AWS awarded PROTECTED certification in Australia | AWS Security Blog – Congratulations to AWS–this is a rare honor. So far the only other things that Australia has awarded PROTECTED status to are pretty much “Azure” and “the wombat.”

Tools

This lists seventeen major cloud providers and gives you a speed test for all of them. Curiously, Oracle Cloud didn’t make the list of seventeen major cloud providers.

GUI client for DynamoDB is great for helping people visualize the data model a bit more effectively. Not all of us think in abstractions the same way…

A couple of folks pointed me towards aws-rotate-key which does exactly what you’d expect it to. aws-vault also supports this natively.

“Build a Lambda layer from a Docker image” is fantastic–and AWS Lambda Container Image Converter does exactly that. I’m hugely enthusiastic about the possibilities here…

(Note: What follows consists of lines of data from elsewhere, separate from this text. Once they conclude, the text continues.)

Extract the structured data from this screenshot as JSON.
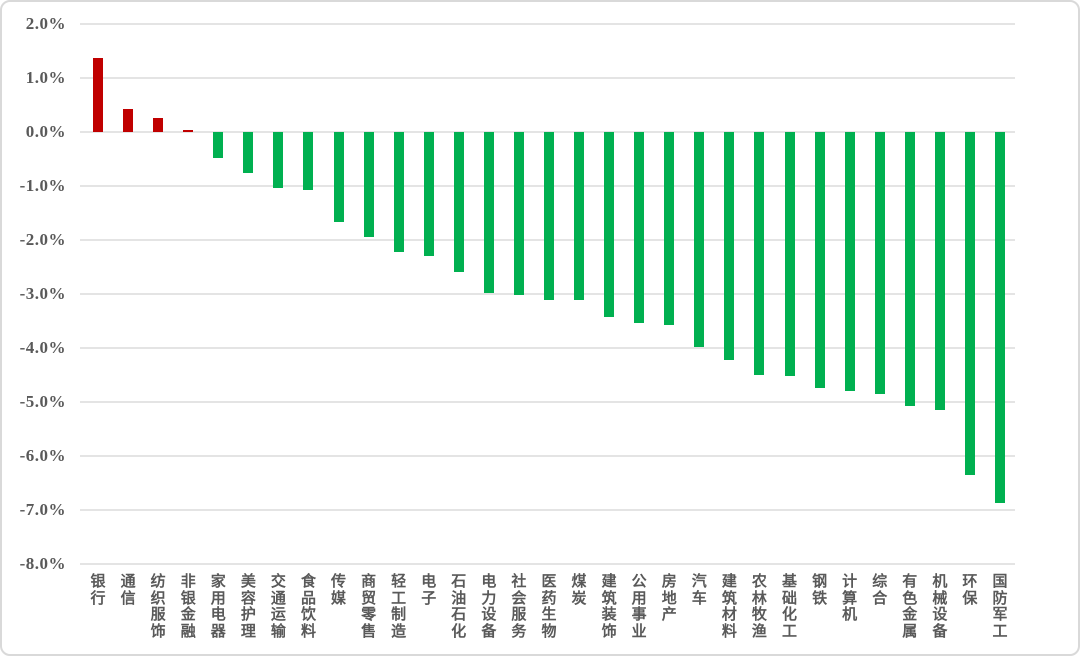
{
  "chart_data": {
    "type": "bar",
    "title": "",
    "xlabel": "",
    "ylabel": "",
    "unit": "%",
    "categories": [
      "银行",
      "通信",
      "纺织服饰",
      "非银金融",
      "家用电器",
      "美容护理",
      "交通运输",
      "食品饮料",
      "传媒",
      "商贸零售",
      "轻工制造",
      "电子",
      "石油石化",
      "电力设备",
      "社会服务",
      "医药生物",
      "煤炭",
      "建筑装饰",
      "公用事业",
      "房地产",
      "汽车",
      "建筑材料",
      "农林牧渔",
      "基础化工",
      "钢铁",
      "计算机",
      "综合",
      "有色金属",
      "机械设备",
      "环保",
      "国防军工"
    ],
    "values": [
      1.36,
      0.43,
      0.26,
      0.04,
      -0.49,
      -0.76,
      -1.04,
      -1.08,
      -1.67,
      -1.94,
      -2.22,
      -2.3,
      -2.59,
      -2.97,
      -3.01,
      -3.1,
      -3.11,
      -3.42,
      -3.53,
      -3.57,
      -3.97,
      -4.22,
      -4.5,
      -4.52,
      -4.74,
      -4.8,
      -4.84,
      -5.07,
      -5.15,
      -6.35,
      -6.86
    ],
    "ylim": [
      -8,
      2
    ],
    "ytick_labels": [
      "2.0%",
      "1.0%",
      "0.0%",
      "-1.0%",
      "-2.0%",
      "-3.0%",
      "-4.0%",
      "-5.0%",
      "-6.0%",
      "-7.0%",
      "-8.0%"
    ],
    "ytick_values": [
      2,
      1,
      0,
      -1,
      -2,
      -3,
      -4,
      -5,
      -6,
      -7,
      -8
    ],
    "grid": true,
    "legend": "none",
    "colors": {
      "positive_bar": "#c00000",
      "negative_bar": "#00b050",
      "gridline": "#e4e4e4",
      "axis_text": "#595959",
      "frame_border": "#d9d9d9",
      "background": "#ffffff"
    }
  }
}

This well-written post introduces us to a tool that grabs an item from DynamoDB and tells us its size and consumed capacity. This is super handy for planning out reserved capacity / modeling application workload costs.

I’m not sure if awsme is a typo, a new thing the kids are texting each other, or a CloudWatch metrics library.

…and that’s what happened Last Week in AWS.